Standard: CCSS.MATH.3.OA.C.7
Mastering the times-table-6 is a pivotal moment in Grade 3 multiplication because it bridges the easier facts (2s, 3s, 5s) that students already know and the more challenging larger facts ahead. At ages 8-9, children's working memory is developing rapidly, and practicing 6s helps them build mental math speed and fluency—skills they'll need for division, fractions, and multi-digit multiplication in fourth grade and beyond. When a student can quickly recall that 6 × 7 = 42 without counting on fingers, they free up mental energy to tackle harder problem-solving. Daily life offers countless examples: arranging 6 chairs around tables at a Diwali celebration, counting 6 legs on insects, or calculating costs of 6 items in a store. These repeated exposures cement the facts into long-term memory, turning multiplication from effortful calculation into automatic recall—exactly what Common Core expects third graders to achieve.
The most common error with times-table-6 is confusing it with times-table-5, especially in facts like 6 × 6 or 6 × 7, where students may blurt out 30 or 35 instead of 36 or 42. Another frequent mistake is skipping numbers during skip-counting (6, 12, 18, 24, 30, 36—then jumping to 44 instead of 42), which leads to wrong answers in isolated facts. You can spot this by watching whether a child recounts on their fingers every time or hesitates noticeably on the same facts repeatedly. If they're confident on 6 × 3 but stumble on 6 × 8, it's likely a memorization gap rather than a conceptual misunderstanding.

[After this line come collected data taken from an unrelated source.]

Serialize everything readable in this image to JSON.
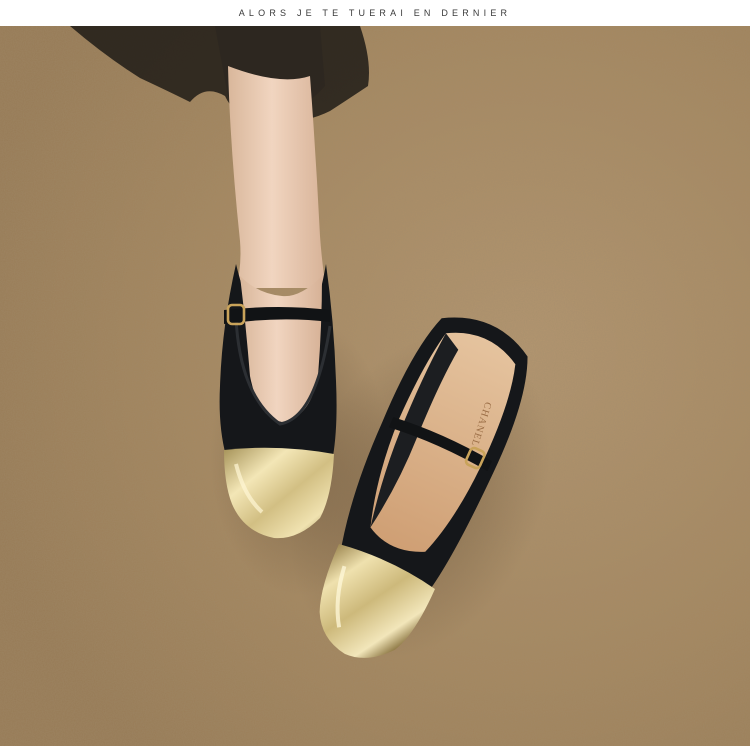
{
  "header": {
    "tagline": "ALORS JE TE TUERAI EN DERNIER"
  },
  "photo": {
    "insole_brand": "CHANEL",
    "colors": {
      "carpet": "#a88a62",
      "shoe_black": "#15171a",
      "gold_toe": "#d8c78c",
      "insole": "#d7ad84",
      "skin": "#e8c8ae",
      "sheer_fabric": "#1a1714"
    }
  }
}
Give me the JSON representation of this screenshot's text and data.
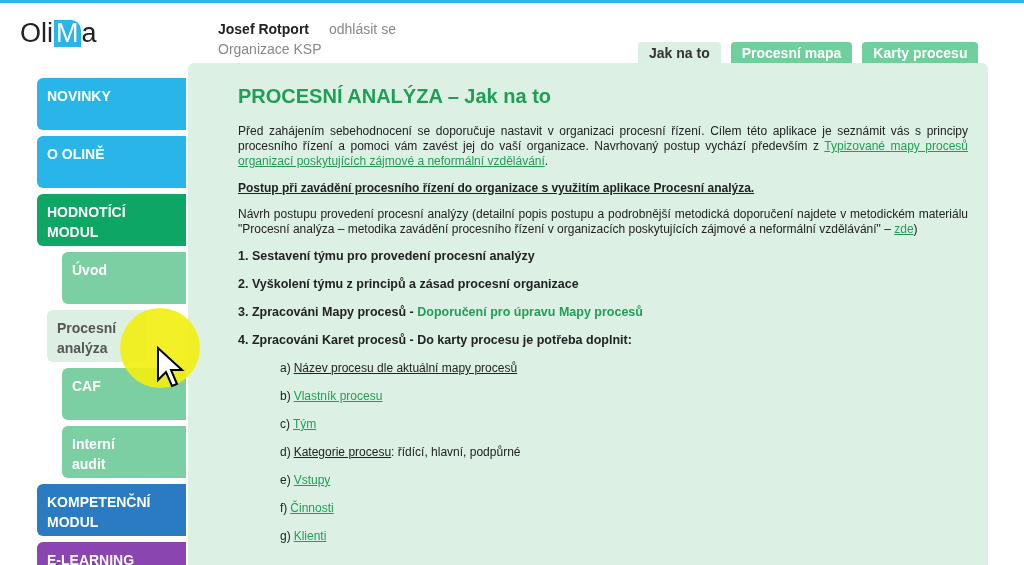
{
  "logo": {
    "before": "Oli",
    "mark": "M",
    "after": "a"
  },
  "user": {
    "name": "Josef Rotport",
    "logout": "odhlásit se",
    "organization": "Organizace KSP"
  },
  "tabs": [
    {
      "label": "Jak na to",
      "selected": true
    },
    {
      "label": "Procesní mapa",
      "selected": false
    },
    {
      "label": "Karty procesu",
      "selected": false
    }
  ],
  "sidebar": {
    "items": [
      {
        "label": "NOVINKY",
        "kind": "main",
        "color": "#29b5e8",
        "selected": false
      },
      {
        "label": "O OLINĚ",
        "kind": "main",
        "color": "#29b5e8",
        "selected": false
      },
      {
        "label": "HODNOTÍCÍ MODUL",
        "kind": "main",
        "color": "#0ea664",
        "selected": false
      },
      {
        "label": "Úvod",
        "kind": "sub",
        "color": "#7ccfa2",
        "selected": false
      },
      {
        "label": "Procesní analýza",
        "kind": "sub",
        "selected": true
      },
      {
        "label": "CAF",
        "kind": "sub",
        "color": "#7ccfa2",
        "selected": false
      },
      {
        "label": "Interní audit",
        "kind": "sub",
        "color": "#7ccfa2",
        "selected": false
      },
      {
        "label": "KOMPETENČNÍ MODUL",
        "kind": "main",
        "color": "#2a7bc1",
        "selected": false
      },
      {
        "label": "E-LEARNING",
        "kind": "main",
        "color": "#8b45b0",
        "selected": false
      }
    ]
  },
  "content": {
    "title": "PROCESNÍ ANALÝZA – Jak na to",
    "intro": [
      {
        "kind": "text",
        "text": "Před zahájením sebehodnocení se doporučuje nastavit v organizaci procesní řízení. Cílem této aplikace je seznámit vás s principy procesního řízení a pomoci vám zavést jej do vaší organizace. Navrhovaný postup vychází především z "
      },
      {
        "kind": "link",
        "text": "Typizované mapy procesů"
      },
      {
        "kind": "link",
        "text": "organizací poskytujících zájmové a neformální vzdělávání"
      },
      {
        "kind": "text",
        "text": "."
      }
    ],
    "heading": "Postup při zavádění procesního řízení do organizace s využitím aplikace Procesní analýza.",
    "description": [
      {
        "kind": "text",
        "text": "Návrh postupu provedení procesní analýzy (detailní popis postupu a podrobnější metodická doporučení najdete v metodickém materiálu \"Procesní analýza – metodika zavádění procesního řízení v organizacích poskytujících zájmové a neformální vzdělávání\" – "
      },
      {
        "kind": "link",
        "text": "zde"
      },
      {
        "kind": "text",
        "text": ")"
      }
    ],
    "steps": [
      {
        "text": "1. Sestavení týmu pro provedení procesní analýzy"
      },
      {
        "text": "2. Vyškolení týmu z principů a zásad procesní organizace"
      },
      {
        "text": "3. Zpracováni Mapy procesů - ",
        "link": "Doporučení pro úpravu Mapy procesů"
      },
      {
        "text": "4. Zpracováni Karet procesů - Do karty procesu je potřeba doplnit:"
      }
    ],
    "fields": [
      {
        "letter": "a)",
        "label": "Název procesu dle aktuální mapy procesů",
        "kind": "plain"
      },
      {
        "letter": "b)",
        "label": "Vlastník procesu",
        "kind": "link"
      },
      {
        "letter": "c)",
        "label": "Tým",
        "kind": "link"
      },
      {
        "letter": "d)",
        "label": "Kategorie procesu",
        "kind": "plain",
        "suffix": ": řídící, hlavní, podpůrné"
      },
      {
        "letter": "e)",
        "label": "Vstupy",
        "kind": "link"
      },
      {
        "letter": "f)",
        "label": "Činnosti",
        "kind": "link"
      },
      {
        "letter": "g)",
        "label": "Klienti",
        "kind": "link"
      }
    ]
  }
}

Create a real-world skip-counting hunt at home: ask your child to find items that come in groups of 6 (eggs in a carton, crayons in a box, toy blocks). Have them count by 6s while touching each group, saying "6, 12, 18, 24" aloud. Then pose quick multiplication questions: "If we have 3 egg cartons, how many eggs altogether?" This anchors the abstract facts to concrete objects, which is how 8-year-olds learn best. Repeat this weekly with different household items.